AEX
-4.3900
Dans un parc de Hong Kong, au pied d'un toboggan condamné au nom de la lutte contre le coronavirus, trois amis font de la résistance passive contre l'application de traçage anti-Covid: ils mangent des plats à emporter.
Depuis décembre, tout Hongkongais de 18 à 65 ans souhaitant se rendre au restaurant doit scanner un QR code via une application appelée "Leave Home Safe", sous peine d'une forte amende.
Des applications de la sorte ont été développées partout dans le monde mais, dans cette ville qui fait la chasse aux dissidents, la méfiance à l'égard des technologies de traçage est particulièrement développée.
Deux des trois amis pique-niquant dans le parc ont créé un groupe Facebook, "Leave Home Wild", pour proposer à leurs amis de se retrouver à l'extérieur.
En deux mois, le groupe de Bu et Birdy, qui refusent de donner leur nom complet pour des raisons de sécurité, est passé de 50 membres à plus de 6.000.
"Je n'aime tout simplement pas être forcée", explique Birdy à l'AFP lors du pique-nique avec Bu et un autre ami, Dominic.
Mais ceux qui esquivent le traçage sont susceptibles d'être considérés comme "résistants".
Après les immenses et parfois violentes manifestations qui ont secoué la ville en 2019, Pékin a imprimé sa marque autoritaire. Aujourd'hui, le Conseil législatif ne compte plus que des "patriotes" parmi ses membres.
Pour Bu, aller pique-niquer revient à "faire la planche", terme désignant une résistance passive en Chine, contre les nombreuses mesures mises en place par le gouvernement en ligne avec la politique draconienne de "zéro Covid" de Pékin.
La première règle de son groupe est de ne pas appeler les autres à boycotter l'application officielle.
"Je suis tellement frustré", écrit un membre du groupe Facebook de pique-nique. "Mais je ne scannerai jamais ce code pour manger à l'intérieur d'un restaurant".

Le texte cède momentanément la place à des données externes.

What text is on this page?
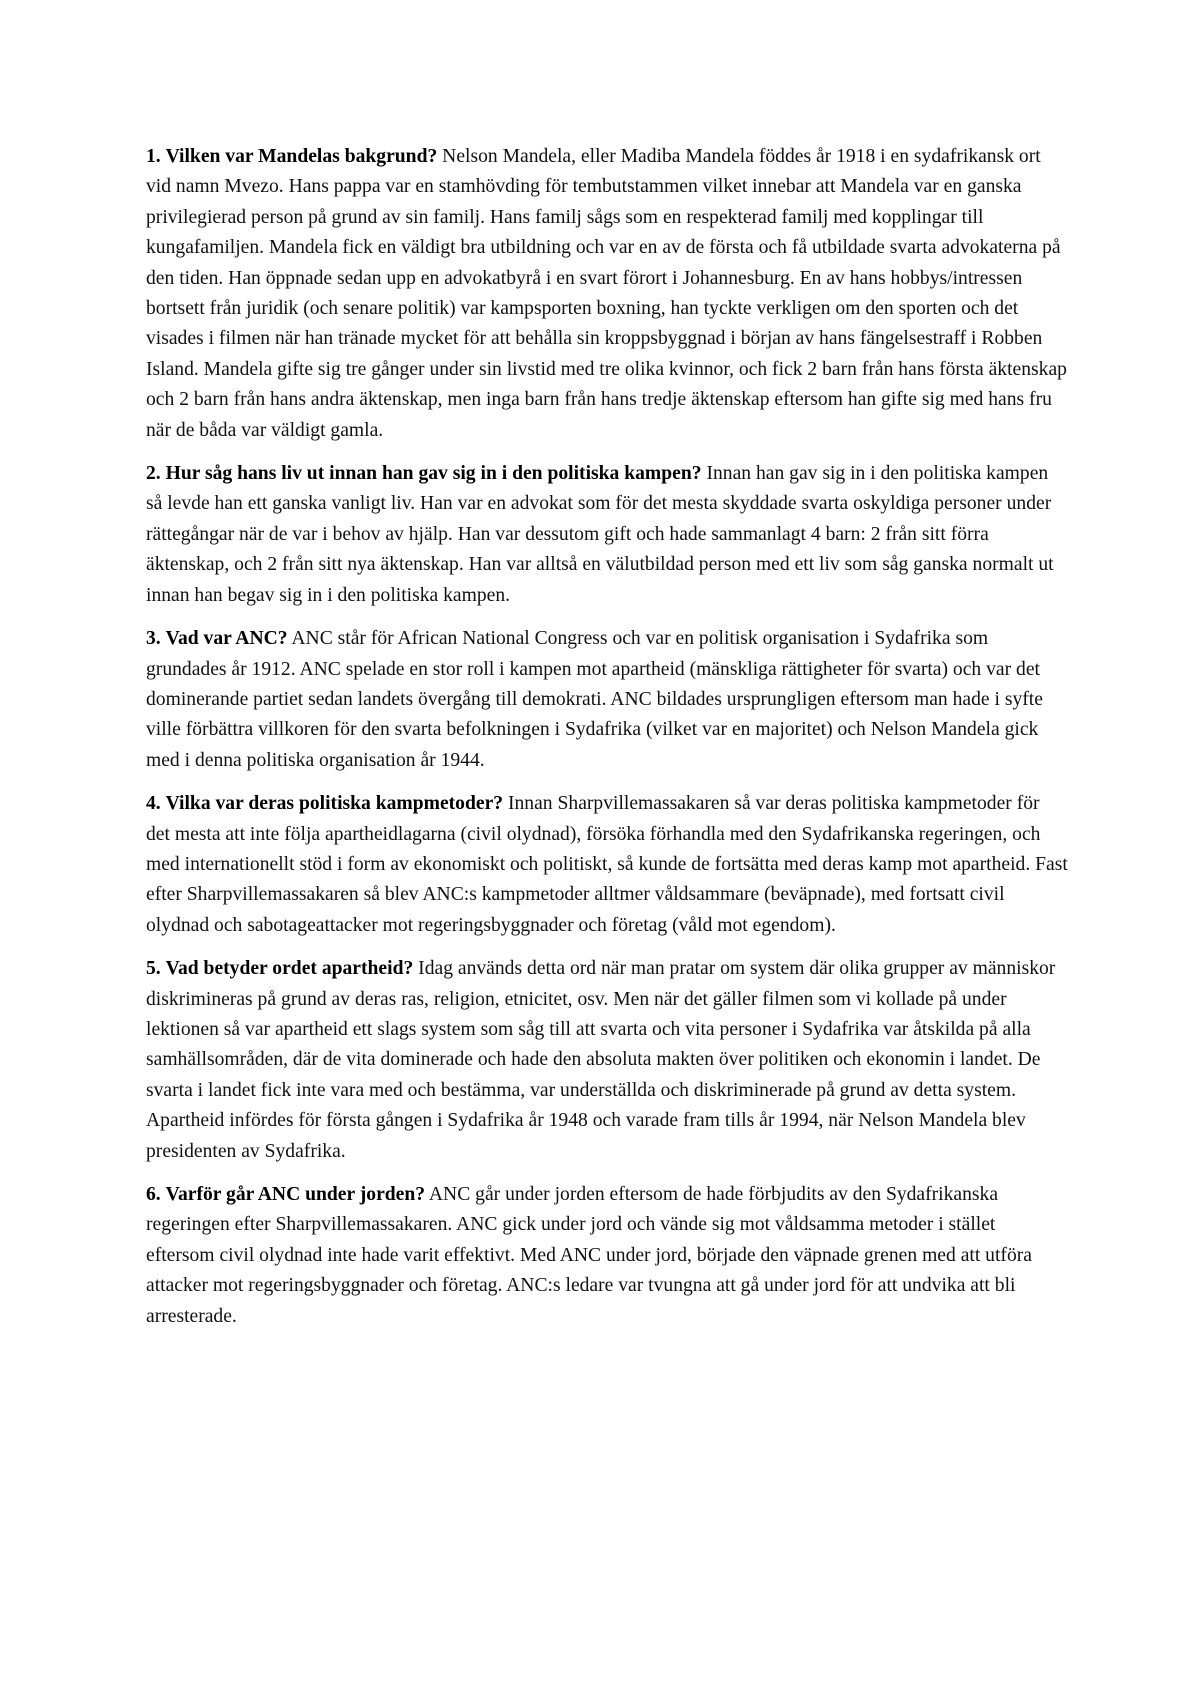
1. Vilken var Mandelas bakgrund? Nelson Mandela, eller Madiba Mandela föddes år 1918 i en sydafrikansk ort vid namn Mvezo. Hans pappa var en stamhövding för tembutstammen vilket innebar att Mandela var en ganska privilegierad person på grund av sin familj. Hans familj sågs som en respekterad familj med kopplingar till kungafamiljen. Mandela fick en väldigt bra utbildning och var en av de första och få utbildade svarta advokaterna på den tiden. Han öppnade sedan upp en advokatbyrå i en svart förort i Johannesburg. En av hans hobbys/intressen bortsett från juridik (och senare politik) var kampsporten boxning, han tyckte verkligen om den sporten och det visades i filmen när han tränade mycket för att behålla sin kroppsbyggnad i början av hans fängelsestraff i Robben Island. Mandela gifte sig tre gånger under sin livstid med tre olika kvinnor, och fick 2 barn från hans första äktenskap och 2 barn från hans andra äktenskap, men inga barn från hans tredje äktenskap eftersom han gifte sig med hans fru när de båda var väldigt gamla.

2. Hur såg hans liv ut innan han gav sig in i den politiska kampen? Innan han gav sig in i den politiska kampen så levde han ett ganska vanligt liv. Han var en advokat som för det mesta skyddade svarta oskyldiga personer under rättegångar när de var i behov av hjälp. Han var dessutom gift och hade sammanlagt 4 barn: 2 från sitt förra äktenskap, och 2 från sitt nya äktenskap. Han var alltså en välutbildad person med ett liv som såg ganska normalt ut innan han begav sig in i den politiska kampen.

3. Vad var ANC? ANC står för African National Congress och var en politisk organisation i Sydafrika som grundades år 1912. ANC spelade en stor roll i kampen mot apartheid (mänskliga rättigheter för svarta) och var det dominerande partiet sedan landets övergång till demokrati. ANC bildades ursprungligen eftersom man hade i syfte ville förbättra villkoren för den svarta befolkningen i Sydafrika (vilket var en majoritet) och Nelson Mandela gick med i denna politiska organisation år 1944.

4. Vilka var deras politiska kampmetoder? Innan Sharpvillemassakaren så var deras politiska kampmetoder för det mesta att inte följa apartheidlagarna (civil olydnad), försöka förhandla med den Sydafrikanska regeringen, och med internationellt stöd i form av ekonomiskt och politiskt, så kunde de fortsätta med deras kamp mot apartheid. Fast efter Sharpvillemassakaren så blev ANC:s kampmetoder alltmer våldsammare (beväpnade), med fortsatt civil olydnad och sabotageattacker mot regeringsbyggnader och företag (våld mot egendom).

5. Vad betyder ordet apartheid? Idag används detta ord när man pratar om system där olika grupper av människor diskrimineras på grund av deras ras, religion, etnicitet, osv. Men när det gäller filmen som vi kollade på under lektionen så var apartheid ett slags system som såg till att svarta och vita personer i Sydafrika var åtskilda på alla samhällsområden, där de vita dominerade och hade den absoluta makten över politiken och ekonomin i landet. De svarta i landet fick inte vara med och bestämma, var underställda och diskriminerade på grund av detta system. Apartheid infördes för första gången i Sydafrika år 1948 och varade fram tills år 1994, när Nelson Mandela blev presidenten av Sydafrika.

6. Varför går ANC under jorden? ANC går under jorden eftersom de hade förbjudits av den Sydafrikanska regeringen efter Sharpvillemassakaren. ANC gick under jord och vände sig mot våldsamma metoder i stället eftersom civil olydnad inte hade varit effektivt. Med ANC under jord, började den väpnade grenen med att utföra attacker mot regeringsbyggnader och företag. ANC:s ledare var tvungna att gå under jord för att undvika att bli arresterade.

Malgré les assurances répétées du gouvernement sur la sécurité des données, de nombreuses personnes s'inquiètent de la façon dont les informations collectées seront conservées et pourraient être utilisées.
- "Quel autre choix avons-nous?" -
"Je pense que l'appli est assez problématique, particulièrement avec la situation politique actuelle à Hong Kong", souligne Kwong Chung-ching, spécialiste de la protection des données.
"Le code source ne nous a jamais été accessible donc il n'y a aucun moyen pour les gens de vérifier où les données vont et comment elles sont traitées".
Actuellement, les informations de l'utilisateur de l'application sont liées à un numéro de téléphone, pas à un nom et les déplacements ne sont pas suivis en dehors des QR codes scannés.
Les utilisateurs sont informés par l'application s'ils ont fréquenté un lieu en même temps qu'une personne testée positive au Covid-19.
Cette stratégie de traçage et de dépistage a contribué à contenir la pandémie à un très faible niveau dans l'ex-colonie britannique.
Mais les informations collectées par l'application seront transmises aux autorités chinoises lorsqu'une personne voudra voyager en Chine continentale grâce à un code sanitaire qui contiendra noms, numéros de téléphone, numéro de carte d'identité et adresse.
Le gouvernement hongkongais met l'accent sur la technologie et a récemment intégré à cette application un pass vaccinal obligatoire dans un grand nombre de lieux, depuis les cinémas jusqu'aux bâtiments administratifs.
Toute infraction à cette obligation est passible d'une amende de 5.000 dollars hongkongais (574 euros) pour le client et de six mois de prison et 50.000 dollars hongkongais d'amende pour le gérant.
"Les gens ne peuvent ni exprimer leurs inquiétudes via les législateurs élus, ni manifester, ni se rassembler dans les rues", se désole Bu.
"Quel autre choix avons-nous que de ne pas participer?"
La liste des lieux où l'application est exigée est promise à s'allonger.
Le trois commensaux ne savent pas combien de temps ils pourront se maintenir déconnectés du système.
Bu et Dominic ont trouvé un compromis en téléchargeant l'application sur un deuxième téléphone acheté à cet effet.
Birdy s'entête, même si son obstination l'a empêchée de participer au banquet de mariage de sa meilleure amie.
"Quelle sorte de relation entre le gouvernement et moi pourrait lui permettre de me suivre de si près?", demande-t-elle.